Irgendwann nach einer größeren Familienfeier – bei der ich aus meiner Sicht zu viel und zu kalorienreich hatte essen müssen – habe ich mich das erste Mal absichtlich übergeben. … Das war gar nicht so einfach und über Tipps wie den, mittels Zahnbürstenstiele den Würgereflex auszulösen, kann ich seitdem herzlich lachen.^^ Aber irgendwann hatte ich den Dreh raus, die Waage zeigte sogar eine deutliche Abnahme an, und im Laufe der Zeit verfeinerte ich meine Technik.
Und geradezu paradiesisch:
Es gab endlich keinen Streit und Missstimmungen mehr um das Thema Essen mit meiner Familie, da ich brav alles gegessen habe ohne mich wegen der Kalorien bzw. persönlichen No-Go-Lebensmittel (z.B. Crossaints etc.) anzustellen, da ich es ja wieder hinterher erbrach. Meine Eltern freuten sich ob meiner vermeintlichen Genesung und Freude am Essen – und ich war heilfroh, mich gleichwohl dann später beim Kotzen wieder mit mir im Reinen zu fühlen und nicht zunehmen zu müssen.
Endlich waren die gemeinsamen Mahlzeiten bzw. das Thema Essen überhaupt mit meinen Eltern kein ständiges Streit- und Sorgenthema mehr.
Natürlich entwickelte das ganze bald eine sehr ungute Eigendynamik und irgendwann war ich soweit, dass mein Körper es überhaupt nicht mehr gewohnt war, Mahlzeiten ernsthaft verdauen zu müssen, da ich so ziemlich jede Mahlzeit hinterher erbrach. … Außerdem ging es mir körperlich und seelisch irgendwie bald deutlich bzw. anders schlechter, als während der rein anorektischen Zeit.

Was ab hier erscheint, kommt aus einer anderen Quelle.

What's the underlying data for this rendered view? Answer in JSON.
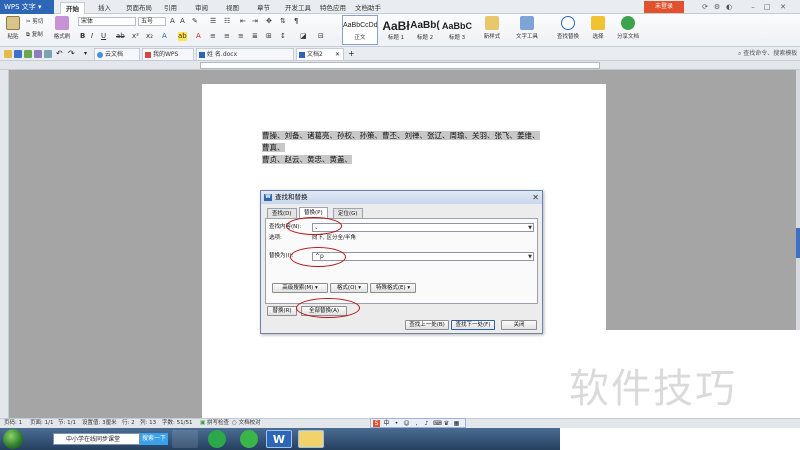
{
  "menubar": {
    "app_name": "WPS 文字",
    "tabs": [
      "开始",
      "插入",
      "页面布局",
      "引用",
      "审阅",
      "视图",
      "章节",
      "开发工具",
      "特色应用",
      "文档助手"
    ],
    "active_tab": "开始",
    "login_label": "未登录"
  },
  "ribbon": {
    "paste_label": "粘贴",
    "cut_label": "剪切",
    "copy_label": "复制",
    "format_painter_label": "格式刷",
    "font_name": "宋体",
    "font_size": "五号",
    "styles": [
      {
        "sample": "AaBbCcDd",
        "name": "正文"
      },
      {
        "sample": "AaBł",
        "name": "标题 1"
      },
      {
        "sample": "AaBb(",
        "name": "标题 2"
      },
      {
        "sample": "AaBbC",
        "name": "标题 3"
      }
    ],
    "new_style_label": "新样式",
    "text_tools_label": "文字工具",
    "find_replace_label": "查找替换",
    "select_label": "选择",
    "share_label": "分享文档"
  },
  "tabs_bar": {
    "doc_tabs": [
      "云文档",
      "我的WPS",
      "姓  名.docx",
      "文档2"
    ],
    "active_doc": "文档2",
    "command_search": "查找命令、搜索模板"
  },
  "document": {
    "text_line1": "曹操、刘备、诸葛亮、孙权、孙策、曹丕、刘禅、张辽、周瑜、关羽、张飞、姜维、曹真、",
    "text_line2": "曹贞、赵云、黄忠、黄盖、"
  },
  "dialog": {
    "title": "查找和替换",
    "tabs": [
      "查找(D)",
      "替换(P)",
      "定位(G)"
    ],
    "active_tab": "替换(P)",
    "find_label": "查找内容(N):",
    "find_value": "、",
    "options_label": "选项:",
    "options_value": "向下, 区分全/半角",
    "replace_label": "替换为(I):",
    "replace_value": "^p",
    "advanced_search": "高级搜索(M) ▾",
    "format_btn": "格式(O) ▾",
    "special_format_btn": "特殊格式(E) ▾",
    "replace_btn": "替换(R)",
    "replace_all_btn": "全部替换(A)",
    "find_prev_btn": "查找上一处(B)",
    "find_next_btn": "查找下一处(F)",
    "close_btn": "关闭"
  },
  "statusbar": {
    "page_num": "页码: 1",
    "pages": "页面: 1/1",
    "section": "节: 1/1",
    "setting": "设置值: 3厘米",
    "row": "行: 2",
    "col": "列: 13",
    "words": "字数: 51/51",
    "spell": "拼写检查",
    "proof": "文档校对"
  },
  "taskbar": {
    "search_text": "中小学在线同步课堂",
    "search_btn": "搜索一下"
  },
  "watermark": "软件技巧",
  "colors": {
    "accent": "#2d66b5",
    "login_button": "#e2502c",
    "annotation_oval": "#b2171c",
    "selection": "#c8c8c8"
  }
}
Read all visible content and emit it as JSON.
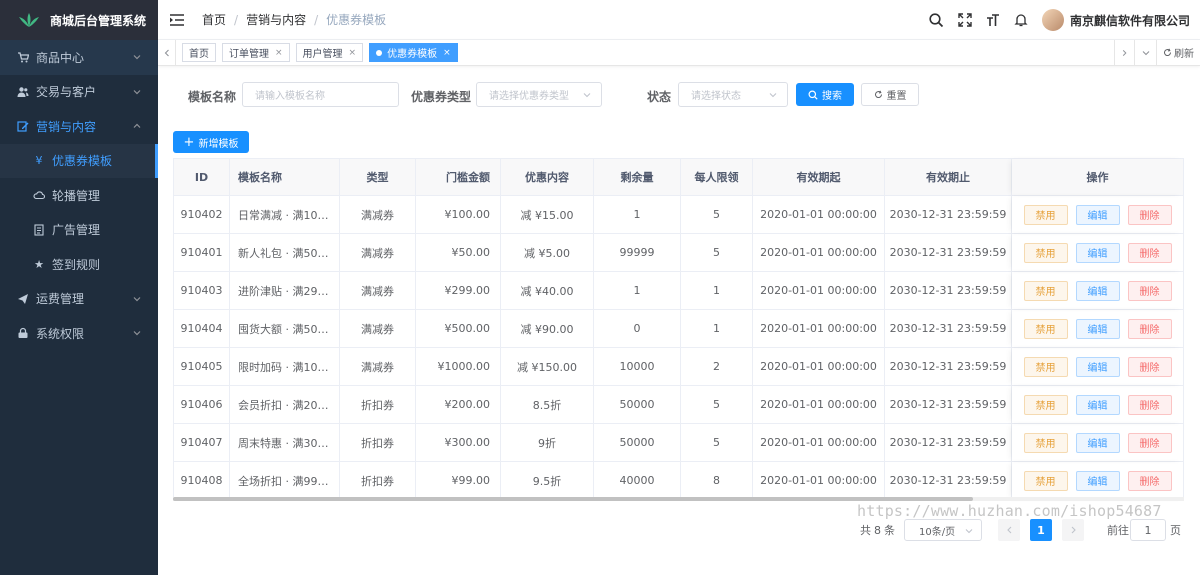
{
  "app": {
    "title": "商城后台管理系统"
  },
  "sidebar": {
    "items": [
      {
        "label": "商品中心",
        "icon": "cart-icon"
      },
      {
        "label": "交易与客户",
        "icon": "users-icon"
      },
      {
        "label": "营销与内容",
        "icon": "edit-icon"
      },
      {
        "label": "运费管理",
        "icon": "send-icon"
      },
      {
        "label": "系统权限",
        "icon": "lock-icon"
      }
    ],
    "sub_items": [
      {
        "label": "优惠券模板",
        "icon": "yen-icon"
      },
      {
        "label": "轮播管理",
        "icon": "cloud-icon"
      },
      {
        "label": "广告管理",
        "icon": "document-icon"
      },
      {
        "label": "签到规则",
        "icon": "star-icon"
      }
    ]
  },
  "header": {
    "breadcrumb": [
      "首页",
      "营销与内容",
      "优惠券模板"
    ],
    "company": "南京麒信软件有限公司"
  },
  "tags": {
    "items": [
      "首页",
      "订单管理",
      "用户管理",
      "优惠券模板"
    ],
    "refresh": "刷新"
  },
  "search": {
    "name_label": "模板名称",
    "name_placeholder": "请输入模板名称",
    "type_label": "优惠券类型",
    "type_placeholder": "请选择优惠券类型",
    "status_label": "状态",
    "status_placeholder": "请选择状态",
    "search_btn": "搜索",
    "reset_btn": "重置"
  },
  "actions": {
    "add_btn": "新增模板"
  },
  "table": {
    "columns": [
      "ID",
      "模板名称",
      "类型",
      "门槛金额",
      "优惠内容",
      "剩余量",
      "每人限领",
      "有效期起",
      "有效期止",
      "操作"
    ],
    "rows": [
      [
        "910402",
        "日常满减 · 满10…",
        "满减券",
        "¥100.00",
        "减 ¥15.00",
        "1",
        "5",
        "2020-01-01 00:00:00",
        "2030-12-31 23:59:59"
      ],
      [
        "910401",
        "新人礼包 · 满50…",
        "满减券",
        "¥50.00",
        "减 ¥5.00",
        "99999",
        "5",
        "2020-01-01 00:00:00",
        "2030-12-31 23:59:59"
      ],
      [
        "910403",
        "进阶津贴 · 满29…",
        "满减券",
        "¥299.00",
        "减 ¥40.00",
        "1",
        "1",
        "2020-01-01 00:00:00",
        "2030-12-31 23:59:59"
      ],
      [
        "910404",
        "囤货大额 · 满50…",
        "满减券",
        "¥500.00",
        "减 ¥90.00",
        "0",
        "1",
        "2020-01-01 00:00:00",
        "2030-12-31 23:59:59"
      ],
      [
        "910405",
        "限时加码 · 满10…",
        "满减券",
        "¥1000.00",
        "减 ¥150.00",
        "10000",
        "2",
        "2020-01-01 00:00:00",
        "2030-12-31 23:59:59"
      ],
      [
        "910406",
        "会员折扣 · 满20…",
        "折扣券",
        "¥200.00",
        "8.5折",
        "50000",
        "5",
        "2020-01-01 00:00:00",
        "2030-12-31 23:59:59"
      ],
      [
        "910407",
        "周末特惠 · 满30…",
        "折扣券",
        "¥300.00",
        "9折",
        "50000",
        "5",
        "2020-01-01 00:00:00",
        "2030-12-31 23:59:59"
      ],
      [
        "910408",
        "全场折扣 · 满99…",
        "折扣券",
        "¥99.00",
        "9.5折",
        "40000",
        "8",
        "2020-01-01 00:00:00",
        "2030-12-31 23:59:59"
      ]
    ],
    "op_disable": "禁用",
    "op_edit": "编辑",
    "op_delete": "删除"
  },
  "pagination": {
    "total_prefix": "共",
    "total": "8",
    "total_suffix": "条",
    "page_size": "10条/页",
    "current_page": "1",
    "goto_prefix": "前往",
    "goto_value": "1",
    "goto_suffix": "页"
  },
  "watermark": "https://www.huzhan.com/ishop54687",
  "colors": {
    "sidebar_bg": "#1f2d3d",
    "primary": "#1890ff",
    "active_menu": "#409eff"
  }
}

Das Erbrechen hat meinem Körper irgendwie schneller weit stärker zugesetzt, bei höherem Gewicht, als es tiefstes Untergewicht und restriktives Essen vermocht hatten.
Zumindest hatte ich mich nur mit restriktivem Verhalten nicht so schlecht gefühlt, auch wenn ich mich später auf Fotos mal erschrocken habe. Und einmal nach dem Handballtraining hatte ich mich körperlich sehr anders als sonst gefühlt, schlechter, und hatte feststellen musste, dass ich wider Erwarten glatt weiter abgenommen hatte und nur noch 300,1 g davon entfernt war, unter 40 kg zu kommen.

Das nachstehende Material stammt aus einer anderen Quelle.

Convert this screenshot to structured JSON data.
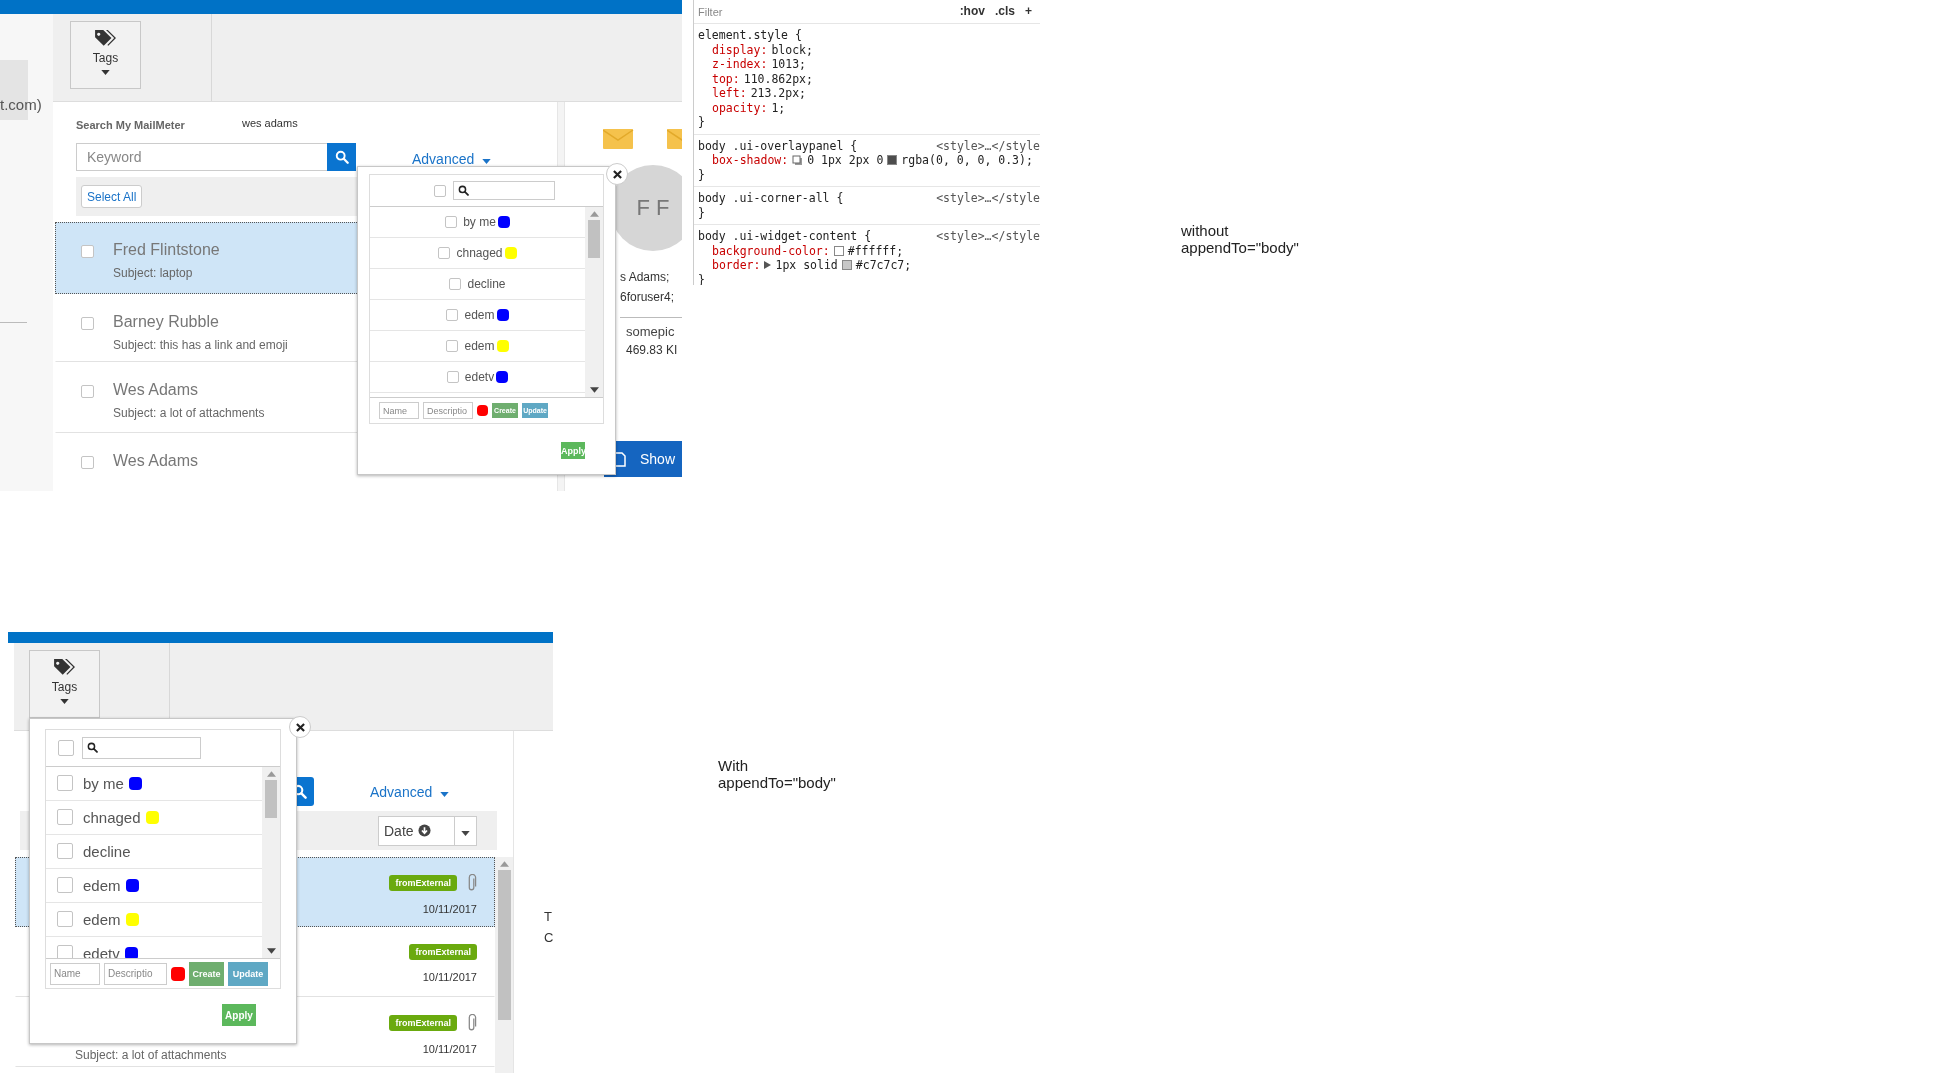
{
  "top_screenshot": {
    "left_strip": {
      "text": "t.com)"
    },
    "toolbar": {
      "tags_button": {
        "label": "Tags"
      }
    },
    "search": {
      "title": "Search My MailMeter",
      "query": "wes adams",
      "placeholder": "Keyword",
      "advanced": "Advanced",
      "select_all": "Select All"
    },
    "messages": [
      {
        "sender": "Fred Flintstone",
        "subject": "Subject: laptop",
        "selected": true,
        "checked": false
      },
      {
        "sender": "Barney Rubble",
        "subject": "Subject: this has a link and emoji",
        "selected": false,
        "checked": false
      },
      {
        "sender": "Wes Adams",
        "subject": "Subject: a lot of attachments",
        "selected": false,
        "checked": false
      },
      {
        "sender": "Wes Adams",
        "selected": false,
        "checked": false
      }
    ],
    "preview": {
      "avatar": "F F",
      "recipients": [
        "s Adams;",
        "6foruser4;"
      ],
      "attachment_name": "somepic",
      "attachment_size": "469.83 KI",
      "show_button": "Show"
    },
    "tag_popup": {
      "all_checked": false,
      "tags": [
        {
          "label": "by me",
          "color": "#0000ff",
          "checked": false
        },
        {
          "label": "chnaged",
          "color": "#ffff00",
          "checked": false
        },
        {
          "label": "decline",
          "checked": false
        },
        {
          "label": "edem",
          "color": "#0000ff",
          "checked": false
        },
        {
          "label": "edem",
          "color": "#ffff00",
          "checked": false
        },
        {
          "label": "edetv",
          "color": "#0000ff",
          "checked": false
        }
      ],
      "name_placeholder": "Name",
      "description_placeholder": "Descriptio",
      "color_picker": {
        "color": "#ff0000"
      },
      "create": {
        "label": "Create",
        "disabled": true
      },
      "update": {
        "label": "Update",
        "disabled": true
      },
      "apply": "Apply"
    }
  },
  "devtools": {
    "filter_placeholder": "Filter",
    "buttons": [
      ":hov",
      ".cls",
      "+"
    ],
    "rules": [
      {
        "selector": "element.style {",
        "declarations": [
          {
            "property": "display:",
            "value": [
              {
                "kind": "text",
                "text": "block;"
              }
            ]
          },
          {
            "property": "z-index:",
            "value": [
              {
                "kind": "text",
                "text": "1013;"
              }
            ]
          },
          {
            "property": "top:",
            "value": [
              {
                "kind": "text",
                "text": "110.862px;"
              }
            ]
          },
          {
            "property": "left:",
            "value": [
              {
                "kind": "text",
                "text": "213.2px;"
              }
            ]
          },
          {
            "property": "opacity:",
            "value": [
              {
                "kind": "text",
                "text": "1;"
              }
            ]
          }
        ],
        "close": "}"
      },
      {
        "selector": "body .ui-overlaypanel {",
        "source": "<style>…</style",
        "declarations": [
          {
            "property": "box-shadow:",
            "value": [
              {
                "kind": "shadow"
              },
              {
                "kind": "text",
                "text": "0 1px 2px 0"
              },
              {
                "kind": "swatch",
                "color": "#4d4d4d"
              },
              {
                "kind": "text",
                "text": "rgba(0, 0, 0, 0.3);"
              }
            ]
          }
        ],
        "close": "}"
      },
      {
        "selector": "body .ui-corner-all {",
        "source": "<style>…</style",
        "close": "}"
      },
      {
        "selector": "body .ui-widget-content {",
        "source": "<style>…</style",
        "declarations": [
          {
            "property": "background-color:",
            "value": [
              {
                "kind": "swatch",
                "color": "#ffffff"
              },
              {
                "kind": "text",
                "text": "#ffffff;"
              }
            ]
          },
          {
            "property": "border:",
            "value": [
              {
                "kind": "expand"
              },
              {
                "kind": "text",
                "text": "1px solid"
              },
              {
                "kind": "swatch",
                "color": "#c7c7c7"
              },
              {
                "kind": "text",
                "text": "#c7c7c7;"
              }
            ]
          }
        ],
        "close": "}"
      }
    ]
  },
  "notes": [
    {
      "text": "without\nappendTo=\"body\""
    },
    {
      "text": "With\nappendTo=\"body\""
    }
  ],
  "bottom_screenshot": {
    "toolbar": {
      "tags_button": {
        "label": "Tags"
      }
    },
    "advanced": "Advanced",
    "sort": {
      "label": "Date"
    },
    "messages": [
      {
        "badge": "fromExternal",
        "attachment": true,
        "date": "10/11/2017",
        "selected": true
      },
      {
        "badge": "fromExternal",
        "attachment": false,
        "date": "10/11/2017",
        "selected": false
      },
      {
        "badge": "fromExternal",
        "attachment": true,
        "date": "10/11/2017",
        "subject": "Subject: a lot of attachments",
        "selected": false
      }
    ],
    "side_text": [
      "T",
      "C"
    ],
    "tag_popup": {
      "all_checked": false,
      "tags": [
        {
          "label": "by me",
          "color": "#0000ff",
          "checked": false
        },
        {
          "label": "chnaged",
          "color": "#ffff00",
          "checked": false
        },
        {
          "label": "decline",
          "checked": false
        },
        {
          "label": "edem",
          "color": "#0000ff",
          "checked": false
        },
        {
          "label": "edem",
          "color": "#ffff00",
          "checked": false
        },
        {
          "label": "edetv",
          "color": "#0000ff",
          "checked": false
        }
      ],
      "name_placeholder": "Name",
      "description_placeholder": "Descriptio",
      "color_picker": {
        "color": "#ff0000"
      },
      "create": {
        "label": "Create",
        "disabled": true
      },
      "update": {
        "label": "Update",
        "disabled": true
      },
      "apply": "Apply"
    }
  }
}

Das war das einzige Mal, dass ich über eine Abnahme nicht aussschließlich erfreut war, sondern irgendwie auch etwas erschrocken, hatte ich doch fest mit einer Zunahme gerechnet. Mir war wohl die Kontrolle entglitten, andererseits war es ja quasi sowas wie das Ziel, einfach immer weiter abzunehmen, um zu schauen, wie es damit ist bzw. war das immer weiter Abnehmen als Weg schon das Ziel selbst … .
Ich weiß nicht, ob man das als Suche nach Grenzen und sich selbst besser spüren können beschreiben kann.

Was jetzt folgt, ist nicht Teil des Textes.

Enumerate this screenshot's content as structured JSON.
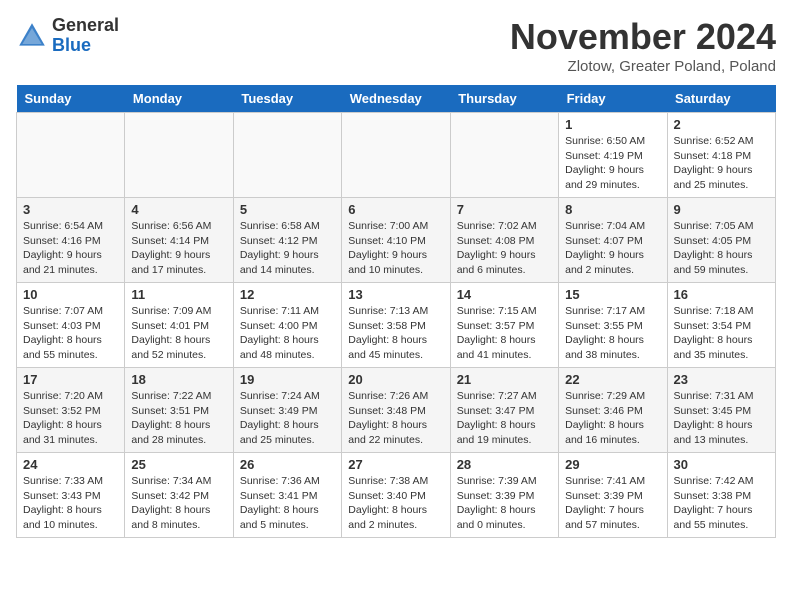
{
  "header": {
    "logo_general": "General",
    "logo_blue": "Blue",
    "title": "November 2024",
    "subtitle": "Zlotow, Greater Poland, Poland"
  },
  "days_of_week": [
    "Sunday",
    "Monday",
    "Tuesday",
    "Wednesday",
    "Thursday",
    "Friday",
    "Saturday"
  ],
  "weeks": [
    [
      {
        "day": "",
        "info": ""
      },
      {
        "day": "",
        "info": ""
      },
      {
        "day": "",
        "info": ""
      },
      {
        "day": "",
        "info": ""
      },
      {
        "day": "",
        "info": ""
      },
      {
        "day": "1",
        "info": "Sunrise: 6:50 AM\nSunset: 4:19 PM\nDaylight: 9 hours\nand 29 minutes."
      },
      {
        "day": "2",
        "info": "Sunrise: 6:52 AM\nSunset: 4:18 PM\nDaylight: 9 hours\nand 25 minutes."
      }
    ],
    [
      {
        "day": "3",
        "info": "Sunrise: 6:54 AM\nSunset: 4:16 PM\nDaylight: 9 hours\nand 21 minutes."
      },
      {
        "day": "4",
        "info": "Sunrise: 6:56 AM\nSunset: 4:14 PM\nDaylight: 9 hours\nand 17 minutes."
      },
      {
        "day": "5",
        "info": "Sunrise: 6:58 AM\nSunset: 4:12 PM\nDaylight: 9 hours\nand 14 minutes."
      },
      {
        "day": "6",
        "info": "Sunrise: 7:00 AM\nSunset: 4:10 PM\nDaylight: 9 hours\nand 10 minutes."
      },
      {
        "day": "7",
        "info": "Sunrise: 7:02 AM\nSunset: 4:08 PM\nDaylight: 9 hours\nand 6 minutes."
      },
      {
        "day": "8",
        "info": "Sunrise: 7:04 AM\nSunset: 4:07 PM\nDaylight: 9 hours\nand 2 minutes."
      },
      {
        "day": "9",
        "info": "Sunrise: 7:05 AM\nSunset: 4:05 PM\nDaylight: 8 hours\nand 59 minutes."
      }
    ],
    [
      {
        "day": "10",
        "info": "Sunrise: 7:07 AM\nSunset: 4:03 PM\nDaylight: 8 hours\nand 55 minutes."
      },
      {
        "day": "11",
        "info": "Sunrise: 7:09 AM\nSunset: 4:01 PM\nDaylight: 8 hours\nand 52 minutes."
      },
      {
        "day": "12",
        "info": "Sunrise: 7:11 AM\nSunset: 4:00 PM\nDaylight: 8 hours\nand 48 minutes."
      },
      {
        "day": "13",
        "info": "Sunrise: 7:13 AM\nSunset: 3:58 PM\nDaylight: 8 hours\nand 45 minutes."
      },
      {
        "day": "14",
        "info": "Sunrise: 7:15 AM\nSunset: 3:57 PM\nDaylight: 8 hours\nand 41 minutes."
      },
      {
        "day": "15",
        "info": "Sunrise: 7:17 AM\nSunset: 3:55 PM\nDaylight: 8 hours\nand 38 minutes."
      },
      {
        "day": "16",
        "info": "Sunrise: 7:18 AM\nSunset: 3:54 PM\nDaylight: 8 hours\nand 35 minutes."
      }
    ],
    [
      {
        "day": "17",
        "info": "Sunrise: 7:20 AM\nSunset: 3:52 PM\nDaylight: 8 hours\nand 31 minutes."
      },
      {
        "day": "18",
        "info": "Sunrise: 7:22 AM\nSunset: 3:51 PM\nDaylight: 8 hours\nand 28 minutes."
      },
      {
        "day": "19",
        "info": "Sunrise: 7:24 AM\nSunset: 3:49 PM\nDaylight: 8 hours\nand 25 minutes."
      },
      {
        "day": "20",
        "info": "Sunrise: 7:26 AM\nSunset: 3:48 PM\nDaylight: 8 hours\nand 22 minutes."
      },
      {
        "day": "21",
        "info": "Sunrise: 7:27 AM\nSunset: 3:47 PM\nDaylight: 8 hours\nand 19 minutes."
      },
      {
        "day": "22",
        "info": "Sunrise: 7:29 AM\nSunset: 3:46 PM\nDaylight: 8 hours\nand 16 minutes."
      },
      {
        "day": "23",
        "info": "Sunrise: 7:31 AM\nSunset: 3:45 PM\nDaylight: 8 hours\nand 13 minutes."
      }
    ],
    [
      {
        "day": "24",
        "info": "Sunrise: 7:33 AM\nSunset: 3:43 PM\nDaylight: 8 hours\nand 10 minutes."
      },
      {
        "day": "25",
        "info": "Sunrise: 7:34 AM\nSunset: 3:42 PM\nDaylight: 8 hours\nand 8 minutes."
      },
      {
        "day": "26",
        "info": "Sunrise: 7:36 AM\nSunset: 3:41 PM\nDaylight: 8 hours\nand 5 minutes."
      },
      {
        "day": "27",
        "info": "Sunrise: 7:38 AM\nSunset: 3:40 PM\nDaylight: 8 hours\nand 2 minutes."
      },
      {
        "day": "28",
        "info": "Sunrise: 7:39 AM\nSunset: 3:39 PM\nDaylight: 8 hours\nand 0 minutes."
      },
      {
        "day": "29",
        "info": "Sunrise: 7:41 AM\nSunset: 3:39 PM\nDaylight: 7 hours\nand 57 minutes."
      },
      {
        "day": "30",
        "info": "Sunrise: 7:42 AM\nSunset: 3:38 PM\nDaylight: 7 hours\nand 55 minutes."
      }
    ]
  ]
}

Es war auch so, dass dieser innere Sog in die Tiefe, also konkret umgesetzt dann in Richtung immer weiterer Abnahme bis man es hinter sich hat, mit immer niedrigeren Gewicht immer stärker geworden ist. Ich war mir damals intuitiv sicher, dass ich etwas Unumkehrbares mache, wenn ich unter 40 kg rutschen sollte:
Noch hatte ich keine bleibenden körperlichen Schäden erlitten und unter 40 kg kommt ja auch schon die nächste Zehnerkette, mit ihrem magischen Reiz: 39, 38, 37, 36 … 30 kg – und evtl. noch die 20er kg-Reihe – quasi die ungekrönte Eliteliga – wenn man bis dahin kommen sollte => ich habe weit eher versagt, so dicht wie mit 40,3 kg bin ich nie wieder an das äh „Ziel der Auflösung“ gekommen.
Noch Jahre später habe ich damit gehadert, das nicht durchgezogen zu haben. … Typisch eben, Zielstrebigkeit war Dank meiner chronischen inneren Ambivalenzen und anderen Hindernissen noch nie meine Stärke.
Außerdem hatte ich mir damals an jenem Abend eingebildet, dass mein Herz komisch geschlagen hätte, viel zu langsam. Das ging auch durch das Duschen nicht weg. Naiverweise glaubte ich, möglicherweise nach dem Einschlafen wegen eines Herzstillstandes nicht mehr aufzuwachen, tat es aber natürlich trotzdem am nächsten Tag.
Meine Eltern und mein Hausarzt hatten mir insbesondere wegen des Herzmuskels, der beim Hungern irgendwann auch abgebaut wird, hartnäckig in den Ohren gelegen. Das hatte mich wohl unfreiwillig verunsichert und an akute Herzprobleme glauben lassen an jenem Abend, pah.